Thank God that stubborn guard from the front gate had followed Alec all the way out onto the maintenance road. He’d witnessed everything and had helped defuse the situation when more responders started showing up.
It had all seemed crazy, the kind of nightmare scenario that happened to other people. Not to Sam the Spaminator, who didn’t even leave her house unless there was an ice-cream emergency.
“It feels like I’ve been gone for a month,” she said as she entered her apartment that evening. Alec had brought her here after a long day of interviews, police reports, and questioning.
And sadness-when she’d learned about the death of Lily Fletcher, she had cried long and hard, though she’d known the woman only a few days. It was just so damned senseless. All of it, everything that had happened in the past few weeks, from the minute Ryan had IM’d her… insane and senseless.
“I know. I’m sure you’re ready to get back to your normal life.”
Alec didn’t look at her as he said the words, and his face was set in stern, serious lines. It had been all day, since the moment he’d come charging to her rescue, against all odds getting there before Connolly had made her disappear off the face of the earth.

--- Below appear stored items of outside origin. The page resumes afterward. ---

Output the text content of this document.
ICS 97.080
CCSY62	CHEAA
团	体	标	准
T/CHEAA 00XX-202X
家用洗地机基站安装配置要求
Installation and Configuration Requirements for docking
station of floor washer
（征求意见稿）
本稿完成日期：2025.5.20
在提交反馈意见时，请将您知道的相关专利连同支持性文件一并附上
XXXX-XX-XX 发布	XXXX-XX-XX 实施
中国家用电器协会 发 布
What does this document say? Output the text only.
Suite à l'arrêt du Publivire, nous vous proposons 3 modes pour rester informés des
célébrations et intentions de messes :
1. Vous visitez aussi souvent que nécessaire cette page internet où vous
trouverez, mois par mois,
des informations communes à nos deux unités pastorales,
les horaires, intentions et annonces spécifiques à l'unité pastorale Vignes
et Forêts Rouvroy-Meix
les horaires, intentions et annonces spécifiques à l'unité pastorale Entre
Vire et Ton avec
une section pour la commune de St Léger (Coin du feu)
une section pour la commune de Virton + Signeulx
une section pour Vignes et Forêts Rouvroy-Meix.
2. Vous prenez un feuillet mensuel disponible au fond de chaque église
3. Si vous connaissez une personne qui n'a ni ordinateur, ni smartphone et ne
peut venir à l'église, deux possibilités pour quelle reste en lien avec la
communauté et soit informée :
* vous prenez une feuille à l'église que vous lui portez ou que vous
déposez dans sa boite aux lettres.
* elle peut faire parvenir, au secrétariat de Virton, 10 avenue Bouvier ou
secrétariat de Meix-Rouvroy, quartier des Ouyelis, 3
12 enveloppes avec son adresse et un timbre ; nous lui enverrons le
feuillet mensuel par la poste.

“What’s wrong?” she asked him as she tossed her coat on the back of a chair and kicked off her shoes, wanting to feel normal, safe, and at home.
He shook his head briefly. “Nothing. Just glad it’s over.”
“Me, too.”
She stared at him, finally realizing he hadn’t taken off his coat as well. And certainly not his shoes. In fact, he looked stiff, poised to turn and walk out of here again. That was crazy, of course. After everything they’d been through, surely he wouldn’t…
“I should go.”
Her jaw dropped.
“It’s been a hell of a day.”
“Hell of a week,” she said slowly, trying to figure out what was going on here. She and Alec had just shared the most intense day of her life, after what had been one of the craziest nights of her life. From frightening to sensual to terrifying, all in a matter of hours, and all with this man right by her side. And now he thought he was going to just walk away?
Uh-uh. No way. Not happening. “Where do you think you’re going?”
One brow shot up in surprise at her aggressive tone. “I, uh, figured I’d head home.”